Avant de se lancer sur les réseaux sociaux, Anne-Marie a longtemps gardé sa maladie pour elle, entre autres parce que ses parents l’encourageaient à ne pas en parler. Quand elle a pris conscience de l’ampleur de sa condition, son premier réflexe a été de le cacher à ses amis et camarades. Jusqu’à ce qu’un jour, elle ne l’a plus supporté : « Une fois quand j’avais 16 ans, on devait fêter l’anniversaire d’une copine, et on était super excitées pour cet évènement. Sauf que le jour J, j’ai fait une crise. Donc, je ne pouvais plus y aller. Et le lendemain, ma copine ne me parlait plus parce que je n’étais pas venue. Et j’ai pété un câble, j’ai expliqué à tout le monde que j’étais malade et j’ai arrêté de le cacher. », raconte-t-elle. Cacher sa maladie représente une violence symbolique interne qui s’ajoute au fait de devoir gérer les douleurs chroniques, et installe un isolement mental. « Le fait de le cacher, ça ne m’a apporté rien de bon. Alors que le fait d’en parler, ça m’a apporté une communauté sur Instagram de personnes comme moi. » ajoute Anne-Marie.
Plusieurs personnes atteintes de la drépanocytose ont recours à un suivi psychologique pour lutter contre ce sentiment d’isolement mental, mais aussi, contre la difficulté d’acceptation et le fait de ne pas se sentir comme les autres. « Je suis la seule drépanocytaire de ma famille, de tous mes frères et soeurs et de tous mes cousins et cousines. Ma vraie difficulté, c’était que moi aussi je voulais aller courir quand les autres allaient courir. C’est à partir du moment où mes parents ont commencé à me mettre beaucoup de restrictions sur les activités physiques que j’ai compris qu’il y avait une différence entre moi et les autres. » se souvient Anne-Marie.
Quand on est jeune, il est particulièrement difficile d’accepter cette condition physiquen, entre autres parce qu’il faut penser à tous les détails avant de se lancer dans des activités avec ses amis. Par exemple, lorsqu’on planifie un voyage, pour les longs courriers, il faut absolument porter des bas de contention pour se protéger de la coagulation du sang causée par une forte altitude. Pour les baignades, il faut vérifier la température de l’eau, et, au cas où elle serait trop froide, éviter de se baigner. Concernant les destinations à forte chaleur, il faut également rester vigilant.

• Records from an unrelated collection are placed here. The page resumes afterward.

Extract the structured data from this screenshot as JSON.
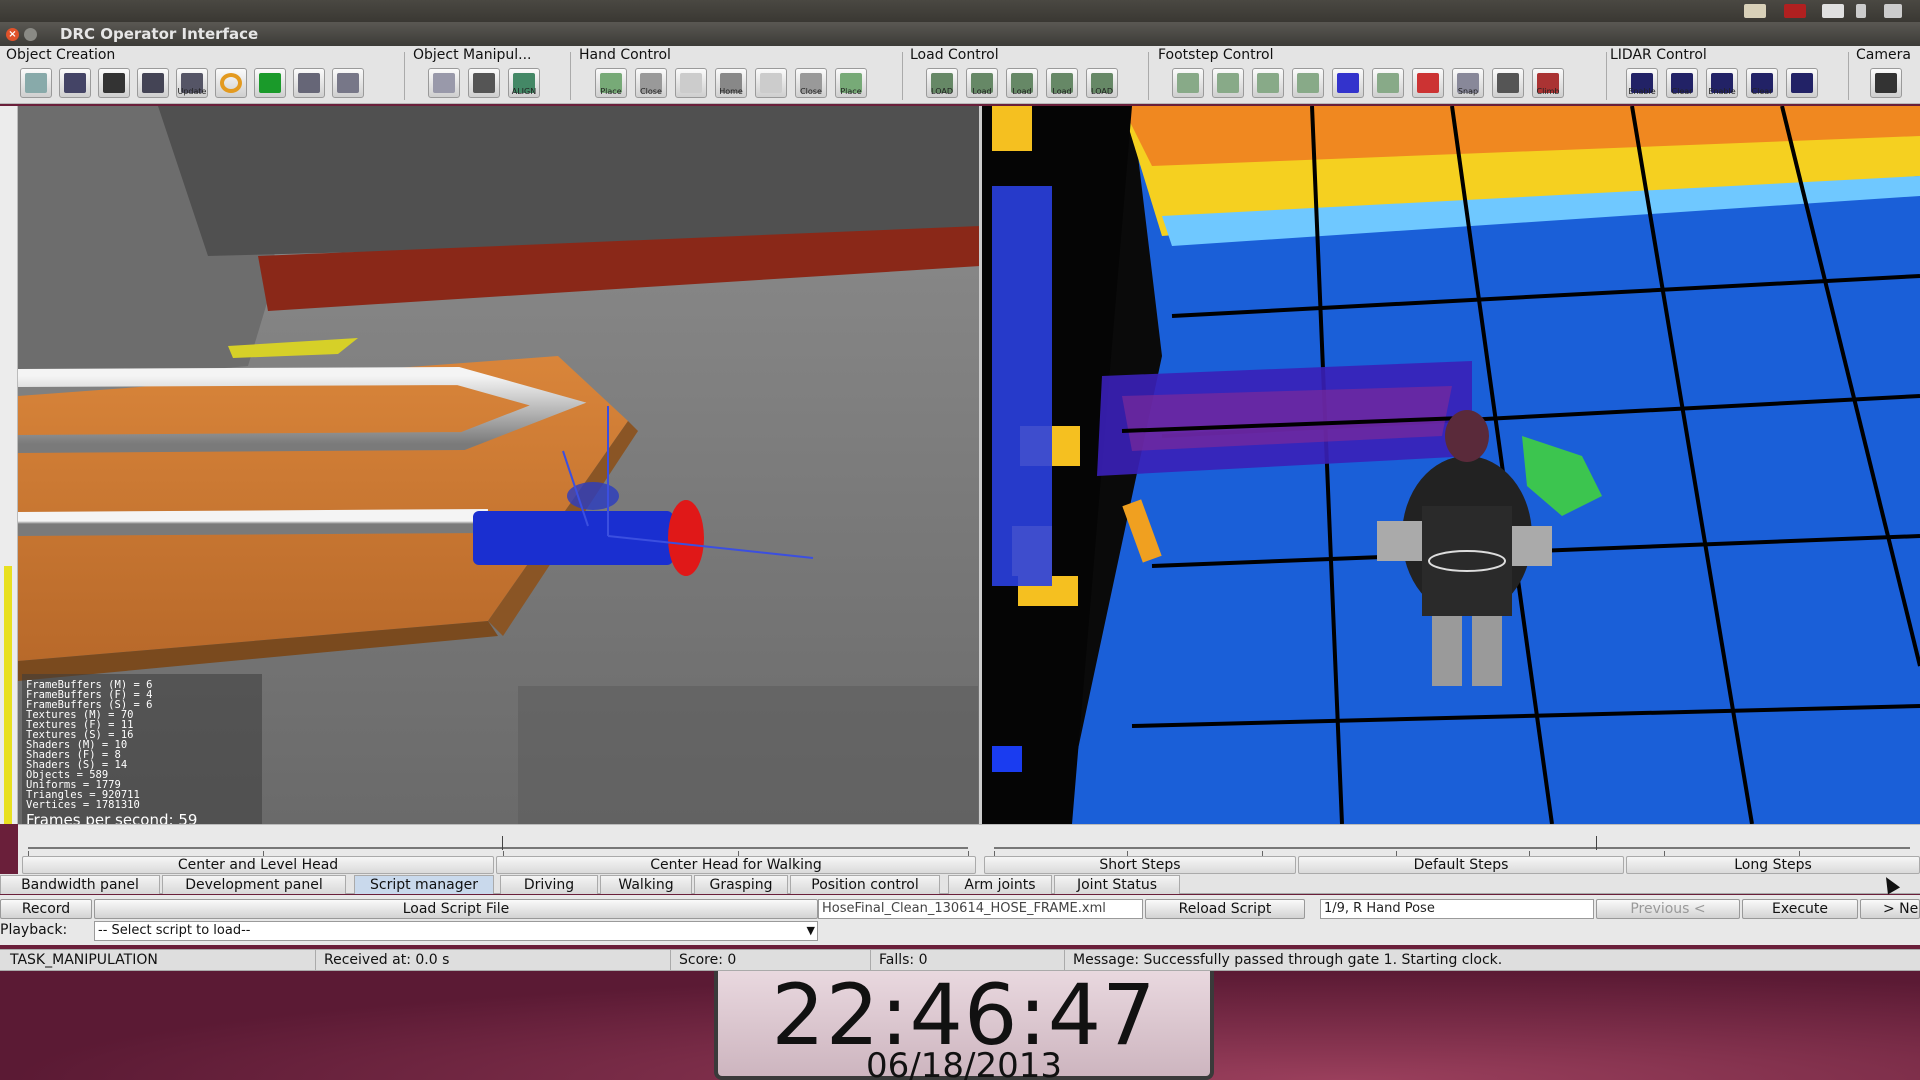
{
  "window": {
    "title": "DRC Operator Interface",
    "close_glyph": "×"
  },
  "toolbar": {
    "groups": [
      {
        "label": "Object Creation",
        "buttons": [
          {
            "icon": "object-select-icon",
            "text": ""
          },
          {
            "icon": "cube-icon",
            "text": ""
          },
          {
            "icon": "grid-icon",
            "text": ""
          },
          {
            "icon": "vehicle-icon",
            "text": ""
          },
          {
            "icon": "ladder-icon",
            "text": "Update"
          },
          {
            "icon": "ring-icon",
            "text": ""
          },
          {
            "icon": "green-block-icon",
            "text": ""
          },
          {
            "icon": "valve-icon",
            "text": ""
          },
          {
            "icon": "drill-icon",
            "text": ""
          }
        ]
      },
      {
        "label": "Object Manipul...",
        "buttons": [
          {
            "icon": "move-icon",
            "text": ""
          },
          {
            "icon": "rotate-icon",
            "text": ""
          },
          {
            "icon": "align-icon",
            "text": "ALIGN"
          }
        ]
      },
      {
        "label": "Hand Control",
        "buttons": [
          {
            "icon": "hand-place-icon",
            "text": "Place"
          },
          {
            "icon": "hand-close-icon",
            "text": "Close"
          },
          {
            "icon": "hand-blank-icon",
            "text": ""
          },
          {
            "icon": "hand-home-icon",
            "text": "Home"
          },
          {
            "icon": "hand-blank-icon",
            "text": ""
          },
          {
            "icon": "hand-close-icon",
            "text": "Close"
          },
          {
            "icon": "hand-place-icon",
            "text": "Place"
          }
        ]
      },
      {
        "label": "Load Control",
        "buttons": [
          {
            "icon": "load-icon",
            "text": "LOAD"
          },
          {
            "icon": "load-icon",
            "text": "Load"
          },
          {
            "icon": "load-icon",
            "text": "Load"
          },
          {
            "icon": "load-icon",
            "text": "Load"
          },
          {
            "icon": "load-icon",
            "text": "LOAD"
          }
        ]
      },
      {
        "label": "Footstep Control",
        "buttons": [
          {
            "icon": "footstep-icon",
            "text": ""
          },
          {
            "icon": "footstep-icon",
            "text": ""
          },
          {
            "icon": "footstep-icon",
            "text": ""
          },
          {
            "icon": "footstep-icon",
            "text": ""
          },
          {
            "icon": "footstep-grid-icon",
            "text": ""
          },
          {
            "icon": "footstep-icon",
            "text": ""
          },
          {
            "icon": "footstep-cancel-icon",
            "text": ""
          },
          {
            "icon": "snap-icon",
            "text": "Snap"
          },
          {
            "icon": "turn-icon",
            "text": ""
          },
          {
            "icon": "climb-icon",
            "text": "Climb"
          }
        ]
      },
      {
        "label": "LIDAR Control",
        "buttons": [
          {
            "icon": "lidar-icon",
            "text": "Enable"
          },
          {
            "icon": "lidar-icon",
            "text": "Clear"
          },
          {
            "icon": "lidar-icon",
            "text": "Enable"
          },
          {
            "icon": "lidar-icon",
            "text": "Clear"
          },
          {
            "icon": "lidar-icon",
            "text": ""
          }
        ]
      },
      {
        "label": "Camera",
        "buttons": [
          {
            "icon": "eye-icon",
            "text": ""
          }
        ]
      }
    ]
  },
  "left_view": {
    "stats": [
      "FrameBuffers (M) = 6",
      "FrameBuffers (F) = 4",
      "FrameBuffers (S) = 6",
      "Textures (M) = 70",
      "Textures (F) = 11",
      "Textures (S) = 16",
      "Shaders (M) = 10",
      "Shaders (F) = 8",
      "Shaders (S) = 14",
      "Objects = 589",
      "Uniforms = 1779",
      "Triangles = 920711",
      "Vertices = 1781310"
    ],
    "fps": "Frames per second: 59"
  },
  "sliders": {
    "left": {
      "label_a": "Center and Level Head",
      "label_b": "Center Head for Walking"
    },
    "right": {
      "label_a": "Short Steps",
      "label_b": "Default Steps",
      "label_c": "Long Steps"
    }
  },
  "tabs": [
    {
      "label": "Bandwidth panel",
      "active": false
    },
    {
      "label": "Development panel",
      "active": false
    },
    {
      "label": "Script manager",
      "active": true
    },
    {
      "label": "Driving",
      "active": false
    },
    {
      "label": "Walking",
      "active": false
    },
    {
      "label": "Grasping",
      "active": false
    },
    {
      "label": "Position control",
      "active": false
    },
    {
      "label": "Arm joints",
      "active": false
    },
    {
      "label": "Joint Status",
      "active": false
    }
  ],
  "script": {
    "record_label": "Record",
    "load_label": "Load Script File",
    "file_name": "HoseFinal_Clean_130614_HOSE_FRAME.xml",
    "reload_label": "Reload Script",
    "step_value": "1/9, R Hand Pose",
    "previous_label": "Previous <",
    "execute_label": "Execute",
    "next_label": "> Ne",
    "playback_label": "Playback:",
    "playback_value": "-- Select script to load--",
    "dropdown_glyph": "▼"
  },
  "status": {
    "task": "TASK_MANIPULATION",
    "received": "Received at:  0.0 s",
    "score": "Score:  0",
    "falls": "Falls:  0",
    "message": "Message:  Successfully passed through gate 1. Starting clock."
  },
  "clock": {
    "time": "22:46:47",
    "date": "06/18/2013"
  },
  "colors": {
    "accent_tab": "#c9d9ec",
    "close_button": "#e0522a"
  }
}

Pour ces raisons, de nombreuses personnes atteintes de la drépanocytose passent par une période d’anosognosie, un trouble qui empêche de prendre conscience de sa condition, et qui implique le fait d’en minimiser les symptômes et ses conséquences.
Lindsey, 21 ans, drépanocytaire explique : « Comme la drépanocytose n’est pas vraiment une maladie continue, et que les crises n’apparaissent pas tout le temps, pour ceux qui ont une forme plutôt calme de la maladie, il est possible que l’on oublie qu’on est malade. Parfois, on veut juste se sentir comme les autres. Plusieurs fois j’ai oublié de prendre mon traitement, ou alors je ne l’ai pas pris volontairement, parce que je refusais de me sentir malade et de l’accepter. Il y a une forme de déni mélangé à du refus. C’est psychologique. »
Aujourd’hui encore, la gestion de la douleur chronique et ses implications sur la vie quotidienne représentent un enjeu dans la vie d’Anne-Marie. Il lui est compliqué de trouver un job étudiant en raison de sa santé. Tous ces détails font partie de la charge mentale qu’implique de vivre avec la drépanocytose, en plus des questionnements liés au futur.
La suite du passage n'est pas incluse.